In the last scene the family is preparing to their new home, and it has been a big progression to get to that point. They have fought each other, institutionalized racism and each other again to get to that point. They are on the cusp of Big Walters dream; they are going to move into their own home. Travis will grow up in a house with his own room. Walter Lee will be able to wake up and move right into the bathroom without any wasted sleep. Mama will be able to rest her tired bones and have a garden and Ruth can raise her child in a home. This home is the culmination of the American dream for all these people, but not Beneatha. Beneatha at that point has already progressed past the dream of home ownership; she knows that it is now possible. In all the excitement about the new home, Beneatha chooses that time to tell them about Asigai's proposal. In the middle of all the action she says “Mama, Asagai asked me to marry him today and go to Africa— “(Raisin 3.1). The family is so excited about their tiny little dreams that they can't take in the scope of Beneatha’s progression past the old dreams thought up by slaves and the sons of slaves, she is past being okay with servitude to get her piece she is bigger than all that. She is the future that Hansberry envisioned; she is Hansberry herself in so many ways.

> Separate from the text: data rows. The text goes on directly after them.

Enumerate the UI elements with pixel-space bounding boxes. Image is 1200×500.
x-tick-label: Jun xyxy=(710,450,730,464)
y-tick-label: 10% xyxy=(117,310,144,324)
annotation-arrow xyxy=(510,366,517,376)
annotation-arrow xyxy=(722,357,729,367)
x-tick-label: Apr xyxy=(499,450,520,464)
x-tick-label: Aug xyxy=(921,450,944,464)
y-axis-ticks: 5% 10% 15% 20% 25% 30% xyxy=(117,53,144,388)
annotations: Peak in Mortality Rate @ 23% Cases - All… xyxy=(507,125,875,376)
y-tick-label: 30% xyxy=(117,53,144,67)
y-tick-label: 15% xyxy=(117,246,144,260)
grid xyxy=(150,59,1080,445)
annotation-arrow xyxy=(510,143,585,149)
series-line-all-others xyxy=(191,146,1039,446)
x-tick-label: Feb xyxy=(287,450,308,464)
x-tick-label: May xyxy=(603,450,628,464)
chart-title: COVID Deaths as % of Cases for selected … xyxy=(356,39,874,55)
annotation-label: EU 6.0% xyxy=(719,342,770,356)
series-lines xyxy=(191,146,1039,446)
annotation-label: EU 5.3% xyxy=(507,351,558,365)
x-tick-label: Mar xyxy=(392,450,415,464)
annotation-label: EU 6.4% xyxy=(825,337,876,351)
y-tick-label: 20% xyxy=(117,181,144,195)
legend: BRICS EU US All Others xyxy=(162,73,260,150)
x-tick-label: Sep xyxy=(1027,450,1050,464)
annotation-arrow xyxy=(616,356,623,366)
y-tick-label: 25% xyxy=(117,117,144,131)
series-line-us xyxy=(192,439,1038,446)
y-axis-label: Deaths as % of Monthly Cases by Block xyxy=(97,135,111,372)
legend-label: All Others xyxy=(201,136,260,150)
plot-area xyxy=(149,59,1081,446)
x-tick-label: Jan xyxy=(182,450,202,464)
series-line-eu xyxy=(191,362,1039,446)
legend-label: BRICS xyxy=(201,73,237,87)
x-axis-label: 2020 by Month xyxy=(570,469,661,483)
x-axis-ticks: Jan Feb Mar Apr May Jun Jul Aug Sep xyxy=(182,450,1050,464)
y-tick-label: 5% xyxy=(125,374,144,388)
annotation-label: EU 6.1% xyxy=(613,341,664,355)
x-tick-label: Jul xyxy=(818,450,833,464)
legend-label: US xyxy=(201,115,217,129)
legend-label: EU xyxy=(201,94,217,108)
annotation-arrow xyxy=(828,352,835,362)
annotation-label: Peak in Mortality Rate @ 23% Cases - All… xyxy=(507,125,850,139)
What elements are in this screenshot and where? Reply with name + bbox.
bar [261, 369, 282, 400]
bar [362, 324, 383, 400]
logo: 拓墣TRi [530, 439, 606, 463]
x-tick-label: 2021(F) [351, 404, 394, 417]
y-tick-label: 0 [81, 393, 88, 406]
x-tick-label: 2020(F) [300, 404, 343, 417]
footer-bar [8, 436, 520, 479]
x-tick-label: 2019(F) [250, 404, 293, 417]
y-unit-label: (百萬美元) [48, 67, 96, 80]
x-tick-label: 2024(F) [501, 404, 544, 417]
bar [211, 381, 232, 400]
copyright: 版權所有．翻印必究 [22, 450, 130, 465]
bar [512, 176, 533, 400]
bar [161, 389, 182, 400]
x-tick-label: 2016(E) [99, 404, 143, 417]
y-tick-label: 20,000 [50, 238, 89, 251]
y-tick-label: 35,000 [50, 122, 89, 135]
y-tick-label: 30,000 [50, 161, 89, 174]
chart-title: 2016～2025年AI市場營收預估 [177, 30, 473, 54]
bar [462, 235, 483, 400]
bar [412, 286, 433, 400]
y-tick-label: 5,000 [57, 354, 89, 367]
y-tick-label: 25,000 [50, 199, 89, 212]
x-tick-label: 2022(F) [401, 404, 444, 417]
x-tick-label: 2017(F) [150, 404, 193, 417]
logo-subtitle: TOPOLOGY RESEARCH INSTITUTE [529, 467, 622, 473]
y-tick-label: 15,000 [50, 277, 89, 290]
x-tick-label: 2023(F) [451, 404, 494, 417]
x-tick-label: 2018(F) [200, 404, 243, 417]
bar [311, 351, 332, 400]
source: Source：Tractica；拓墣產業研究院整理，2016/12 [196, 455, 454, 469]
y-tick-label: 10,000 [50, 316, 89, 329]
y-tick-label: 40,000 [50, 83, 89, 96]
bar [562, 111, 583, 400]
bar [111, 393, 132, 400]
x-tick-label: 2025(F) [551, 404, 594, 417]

None of Beneatha's daring would have been anything more than the fancies of a young girl if George and Asigai weren't there is show us. Jim Cullen writes about the years from 1955 to 1960 by saying “One could argue that even [such] anger was a luxury for black folks is those years…” (22). Beneatha was beyond that; she just didn’t see it that way. She was old enough to be oppressed but she hadn’t been beaten down yet. Her motif of hope has evolved into promise.  Maybe Beneatha's name has significance, the old dreams, the handme down American dream of home ownership, the dream that got realized by the settlers, the Irish, the Italians, the Germans and finally was wrung out and offered to urban black America was beneath her.





Works Cited
Cullen, Jim. The American Dream: A Short History of an Idea that Shaped a Nation. Oxford University Press, New York, NY.  2004. Print.
Hansberry, Lorraine. A Raisin in the Sun. Vintage Press, New York, NY. November 2004. Print.